Updated December 1, 2020:
Completed work:
The conditions necessary to remove cell walls from waterhemp cell suspension cultures, in order to generate protoplasts, were investigated. In the first experiment, 5 ml of a 1-month-old waterhemp cell suspension culture was centrifuged to pellet the cells, and the supernatant was replaced with 5 ml of the following filter-sterilized enzyme solution: 0.55 M sorbitol, 0.6% cellulase R-10, 0.2% hemicellulase, and 0.2% pectinase, pH 5.8. Cells were incubated at room temperature for 5 hours with gentle agitation, filtered, and washed 6-7 times with resuspension in 0.55 M sorbitol. The second experiment was a repeat using a younger 3-day-old waterhemp cell suspension culture with incubation at room temperature for 7 hours using the same enzyme solution.
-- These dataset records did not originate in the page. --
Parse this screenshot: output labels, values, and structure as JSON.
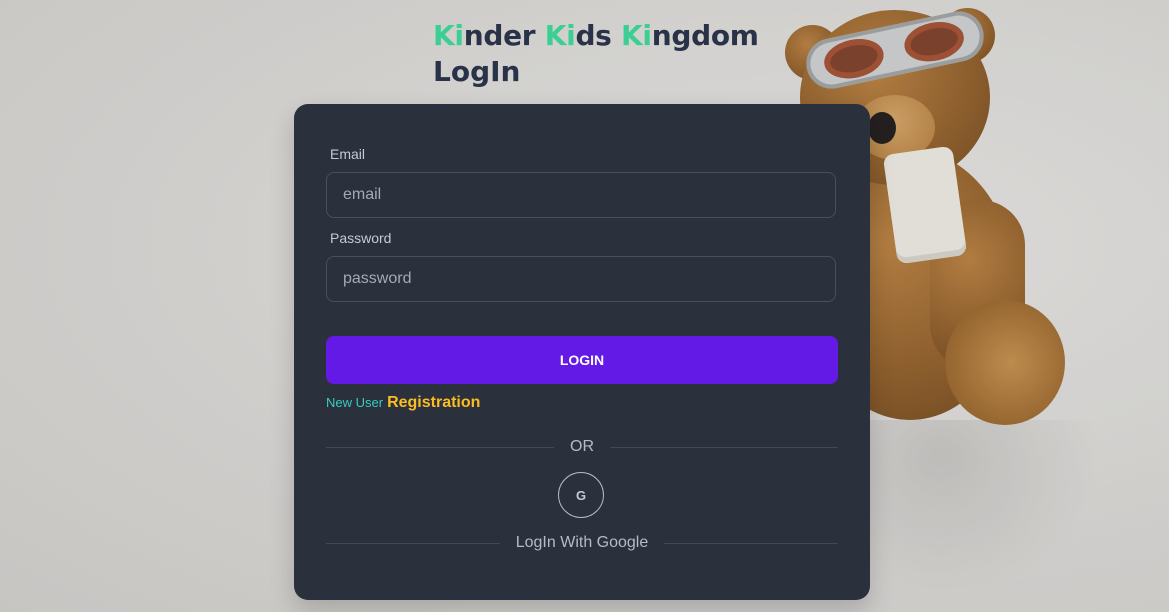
{
  "header": {
    "brand_parts": [
      {
        "accent": "Ki",
        "rest": "nder "
      },
      {
        "accent": "Ki",
        "rest": "ds "
      },
      {
        "accent": "Ki",
        "rest": "ngdom"
      }
    ],
    "page_title": "LogIn"
  },
  "form": {
    "email_label": "Email",
    "email_placeholder": "email",
    "email_value": "",
    "password_label": "Password",
    "password_placeholder": "password",
    "password_value": "",
    "login_button": "LOGIN",
    "new_user_text": "New User",
    "registration_link": "Registration",
    "or_text": "OR",
    "google_button_icon": "G",
    "google_text": "LogIn With Google"
  },
  "colors": {
    "card_bg": "#2a303c",
    "primary": "#641ae6",
    "accent_green": "#3bcf94",
    "new_user": "#37cdbe",
    "registration": "#fbbd23",
    "title": "#2a3249"
  },
  "icons": {
    "google": "google-icon"
  }
}
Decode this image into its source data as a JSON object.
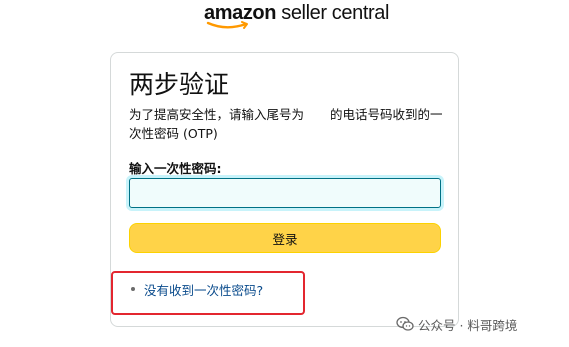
{
  "logo": {
    "brand": "amazon",
    "product": " seller central"
  },
  "card": {
    "title": "两步验证",
    "desc_before": "为了提高安全性，请输入尾号为",
    "desc_after": "的电话号码收到的一次性密码 (OTP)"
  },
  "otp": {
    "label": "输入一次性密码:",
    "value": ""
  },
  "login": {
    "label": "登录"
  },
  "help": {
    "link_label": "没有收到一次性密码?"
  },
  "watermark": {
    "text": "公众号 · 料哥跨境",
    "icon": "wechat-icon"
  },
  "colors": {
    "button": "#ffd348",
    "input_focus": "#007185",
    "link": "#0a4b8c",
    "highlight": "#e3262f"
  }
}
In the third experiment, a different enzyme solution was prepared by dissolving 0.2 g driselase in 10 ml of 4 M mannitol, pH 5.2. Because driselase is poorly soluble in aqueous liquids, the solution was centrifuged to remove undissolved enzyme and the supernatant was collected. Waterhemp cells from a 5-day-old cell suspension culture were then incubated in this driselase solution at 30 C for 90 minutes with gentle agitation.
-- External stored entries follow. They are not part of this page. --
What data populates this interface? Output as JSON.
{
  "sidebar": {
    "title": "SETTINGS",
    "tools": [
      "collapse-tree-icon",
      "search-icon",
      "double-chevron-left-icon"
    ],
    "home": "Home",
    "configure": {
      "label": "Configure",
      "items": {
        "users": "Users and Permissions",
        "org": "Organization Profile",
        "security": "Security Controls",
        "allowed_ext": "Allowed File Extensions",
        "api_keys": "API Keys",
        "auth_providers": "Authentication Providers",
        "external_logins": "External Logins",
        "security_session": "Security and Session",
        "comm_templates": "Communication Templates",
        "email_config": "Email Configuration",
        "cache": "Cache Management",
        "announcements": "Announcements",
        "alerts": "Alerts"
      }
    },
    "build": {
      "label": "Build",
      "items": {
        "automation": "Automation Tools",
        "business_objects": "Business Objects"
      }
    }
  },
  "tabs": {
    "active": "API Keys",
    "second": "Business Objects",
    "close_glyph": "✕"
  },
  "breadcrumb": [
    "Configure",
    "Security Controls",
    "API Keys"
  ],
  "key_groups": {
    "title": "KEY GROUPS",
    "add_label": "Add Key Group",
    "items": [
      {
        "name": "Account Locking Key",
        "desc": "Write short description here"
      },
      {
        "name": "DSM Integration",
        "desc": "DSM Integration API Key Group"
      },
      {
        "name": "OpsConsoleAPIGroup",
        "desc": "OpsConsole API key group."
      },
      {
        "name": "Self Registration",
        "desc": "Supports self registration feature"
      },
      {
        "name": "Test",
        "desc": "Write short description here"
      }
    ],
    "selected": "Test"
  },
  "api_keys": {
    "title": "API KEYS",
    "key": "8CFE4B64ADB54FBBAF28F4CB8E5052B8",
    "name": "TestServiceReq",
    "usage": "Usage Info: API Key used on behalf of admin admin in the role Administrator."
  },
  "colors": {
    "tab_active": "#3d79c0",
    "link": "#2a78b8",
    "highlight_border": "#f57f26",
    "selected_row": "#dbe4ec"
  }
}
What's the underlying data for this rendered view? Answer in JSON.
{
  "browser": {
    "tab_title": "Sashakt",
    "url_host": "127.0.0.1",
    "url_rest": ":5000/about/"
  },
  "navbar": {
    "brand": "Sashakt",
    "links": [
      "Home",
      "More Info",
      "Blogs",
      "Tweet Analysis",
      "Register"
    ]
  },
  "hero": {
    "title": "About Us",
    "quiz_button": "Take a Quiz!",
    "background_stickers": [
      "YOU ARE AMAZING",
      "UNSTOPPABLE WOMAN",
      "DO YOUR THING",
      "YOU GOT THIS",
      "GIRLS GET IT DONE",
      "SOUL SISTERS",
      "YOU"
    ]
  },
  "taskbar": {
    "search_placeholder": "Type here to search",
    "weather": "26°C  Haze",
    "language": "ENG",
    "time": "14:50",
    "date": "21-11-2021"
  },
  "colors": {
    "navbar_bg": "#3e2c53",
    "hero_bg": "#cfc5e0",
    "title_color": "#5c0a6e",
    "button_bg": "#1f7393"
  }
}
A fourth experiment used an enzyme solution of sorbitol, cellulase R-10, hemicellulose, and pectinase similar to the first two experiments, but with increased cellulase R-10 (0.8%). A 10-day-old cell suspension culture was incubated in this enzyme solution for 4 hours at 30 C.
Preliminary results:
Digestion of cells walls and the generation of protoplasts was observed by microscopy. In all cases, cell walls were not successfully removed. While the driselase incubation (third experiment) was primarily performed to ensure that the enzyme would remain in solution during incubation, the other experiments used published protocols from other plant species. However, the enzymes that successfully generate protoplasts are known to vary by plant species due to different cell wall compositions. Our preliminary results indicate that testing additional cell wall digestion enzymes is warranted. Culture age and incubation temperature did not affect our results.
Work to be completed:
Experiments to test the enzymes pectolyase Y23 and cellulase Onozuka RS are in process. Upon completion of Objective 1, i.e., the successful generation of protoplasts from waterhemp cell suspension cultures, research to generate micro-colonies from protoplasts (Objective 2) will begin.